Tuesday, March 29, 2011

Stealth Landscaping - The Stealth Gate


Now you see it!



Now they don't!


There are many ways to incorporate landscaping into your efforts that will give you additional security. One of the simplest things you can do is to create a “stealth” gate with some creative landscaping. This can be used to create the element of surprise for any unwanted guests who may arrive on your doorstep.

When using a little “stealth” in your landscaping you will need to utilize the element of disguise along with a little distraction. This will help to enhance the element of surprise while creating a more secure situation for you. There’s nothing quite like a little surprise to throw someone off their game and add a little bewilderment to their thought processes.

To create a distraction sometimes it’s easiest to use a little direct subterfuge. In other words, you need to be a little sneaky! Most people don’t expect the unexpected, especially when something appears rather obvious and not the least bit unusual in any way. They will see what you allow them to see and in the manner you choose for them.

Now to create a little subterfuge, let them see what they expect to see. The less they have to think about; the greater your element of surprise will be. One of the front doors to my home is rather obvious. Located just a few feet away is a gate into my backyard which is “real” obvious and stands out like a sore thumb. This is also where someone will “expect’ me to appear. It also has a large and very obvious sign saying “Beware of Dog” to create an additional distraction to focus there attention in the wrong direction. Located some forty feet away (a fairly safe distance to be if someone’s intentions aren’t known) in the opposite direction is my “Stealth Gate”.

Imagine someone’s surprise when they approach your front door and suddenly you step out from behind the bushes forty feet away saying “Can I help you?” There have been quite a few salespersons, delivery guys and others completely caught off guard in this situation.
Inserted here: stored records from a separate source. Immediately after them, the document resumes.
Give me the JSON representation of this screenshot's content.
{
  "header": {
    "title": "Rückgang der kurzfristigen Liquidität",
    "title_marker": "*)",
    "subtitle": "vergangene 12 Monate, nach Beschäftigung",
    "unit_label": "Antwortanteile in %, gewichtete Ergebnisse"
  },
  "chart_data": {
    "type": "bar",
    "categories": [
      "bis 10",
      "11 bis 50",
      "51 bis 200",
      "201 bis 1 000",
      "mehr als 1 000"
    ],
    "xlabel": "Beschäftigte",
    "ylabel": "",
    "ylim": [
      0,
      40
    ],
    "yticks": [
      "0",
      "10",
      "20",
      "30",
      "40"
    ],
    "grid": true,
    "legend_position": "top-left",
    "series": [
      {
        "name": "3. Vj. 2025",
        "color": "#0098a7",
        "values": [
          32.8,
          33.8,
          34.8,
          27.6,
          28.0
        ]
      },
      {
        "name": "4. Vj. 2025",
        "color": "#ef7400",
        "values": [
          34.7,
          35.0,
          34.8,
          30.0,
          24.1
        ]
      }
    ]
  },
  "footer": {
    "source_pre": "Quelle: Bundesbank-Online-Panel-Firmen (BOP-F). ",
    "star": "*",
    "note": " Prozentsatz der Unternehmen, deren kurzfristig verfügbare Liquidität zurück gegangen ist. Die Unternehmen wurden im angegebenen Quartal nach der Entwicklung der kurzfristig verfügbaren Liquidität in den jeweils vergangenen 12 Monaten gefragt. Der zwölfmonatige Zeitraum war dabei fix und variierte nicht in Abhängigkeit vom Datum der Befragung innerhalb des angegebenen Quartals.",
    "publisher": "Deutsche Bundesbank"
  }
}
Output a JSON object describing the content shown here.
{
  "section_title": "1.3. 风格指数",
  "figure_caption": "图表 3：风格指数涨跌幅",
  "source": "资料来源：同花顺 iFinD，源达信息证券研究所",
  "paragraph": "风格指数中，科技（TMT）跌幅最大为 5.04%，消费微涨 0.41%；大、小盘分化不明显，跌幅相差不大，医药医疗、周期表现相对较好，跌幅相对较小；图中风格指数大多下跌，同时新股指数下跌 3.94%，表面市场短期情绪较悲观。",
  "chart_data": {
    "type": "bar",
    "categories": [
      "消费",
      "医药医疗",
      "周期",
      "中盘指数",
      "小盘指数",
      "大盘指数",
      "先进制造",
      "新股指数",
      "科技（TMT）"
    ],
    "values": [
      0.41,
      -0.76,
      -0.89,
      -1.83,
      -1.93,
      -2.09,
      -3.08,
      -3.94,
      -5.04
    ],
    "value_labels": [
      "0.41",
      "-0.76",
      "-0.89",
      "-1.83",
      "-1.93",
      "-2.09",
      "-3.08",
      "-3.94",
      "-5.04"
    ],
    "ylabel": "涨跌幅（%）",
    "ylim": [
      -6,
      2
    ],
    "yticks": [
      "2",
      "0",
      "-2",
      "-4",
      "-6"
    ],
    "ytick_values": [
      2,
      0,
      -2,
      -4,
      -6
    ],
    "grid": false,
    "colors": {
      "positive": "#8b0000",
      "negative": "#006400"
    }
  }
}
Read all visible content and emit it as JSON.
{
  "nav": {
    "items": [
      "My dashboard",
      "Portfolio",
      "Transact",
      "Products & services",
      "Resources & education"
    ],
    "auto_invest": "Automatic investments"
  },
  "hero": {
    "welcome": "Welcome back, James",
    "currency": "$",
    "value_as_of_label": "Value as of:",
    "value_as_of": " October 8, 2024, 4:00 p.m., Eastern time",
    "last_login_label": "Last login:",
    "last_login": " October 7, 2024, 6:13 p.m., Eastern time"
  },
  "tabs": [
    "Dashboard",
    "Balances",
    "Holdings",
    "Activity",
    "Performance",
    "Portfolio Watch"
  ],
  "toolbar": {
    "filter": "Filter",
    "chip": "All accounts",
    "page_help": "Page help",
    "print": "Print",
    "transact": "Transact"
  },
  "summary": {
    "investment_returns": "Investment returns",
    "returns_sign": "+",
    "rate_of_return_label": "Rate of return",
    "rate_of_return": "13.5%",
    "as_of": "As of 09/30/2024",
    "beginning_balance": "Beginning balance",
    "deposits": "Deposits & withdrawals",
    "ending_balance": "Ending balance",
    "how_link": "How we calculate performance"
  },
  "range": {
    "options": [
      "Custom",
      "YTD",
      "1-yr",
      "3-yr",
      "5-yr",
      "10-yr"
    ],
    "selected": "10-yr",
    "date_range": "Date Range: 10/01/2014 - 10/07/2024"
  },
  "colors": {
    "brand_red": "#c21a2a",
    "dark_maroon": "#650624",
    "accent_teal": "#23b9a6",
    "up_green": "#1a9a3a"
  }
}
A little distance and a little surprise will give you the additional time to size up the situation without endangering your security. Opening your door directly to what may be unwanted guests won’t give you much time to react if it becomes a hostile situation. It’s always better to keep a little distance between yourself and what may be a threat to your survival. 


Got stealth gate?

Staying above the water line!

Riverwalker

6 comments:

Kris Watson said...

Thinking about popping out of the bushes 40 feet away reminds me of William Randolph Hearst. He built a castle on a hill in the central coast of California a hundred or so years ago. He entertained celebrities and dignitaries of all sorts there over the years. Hearst designed the enormous parlor (waiting area for dinner) with secret doors so that he could pop in without fanfare, just suddenly appearing in the room.

vlad said...

re pocket ax gear test
update Oct 13 2010

http://www.woodmanspal.com/
Pull to cut with the sharpened hook on the Woodsman's Pal. Would a sharpened hook on the back of the blade of your pocket ax be useful?

Anonymous said...

Thats a good way to surprise visitors alright. That 'dog sign' distraction is a good idea too.

Vlad, I love the Woodsmans Pal, We don't have THAT many vines down here, but what we have tons of is thorny vegetation that is a bear to haul off. That vine hook is great for hooking a branch and pulling away. The 2nd advantage - the extra length means you don't have to stoop so low to grab and pull, allowing the small of your back to be more functional by the end of the day. A little expensive though - look around for the best deal. Adding that to the Tomahawk Pocket Ax described might be a good idea too.

HermitJim said...

Pretty good suggestions there, my friend!

I like the concept a lot!

vlad said...

How about this? Weld a sturdy sharp hook at 9 o'clock to the side of the grub hoe eye. Turn hoe cutting edge upward. Sharp hook is at 3 o'clock. Pull to cut with hook..

riverwalker said...

Thanks everyone for your generous comments. just another simple idea someone may find useful.

To: vlad

I may have to see if that pocket axe can be modified as you suggest.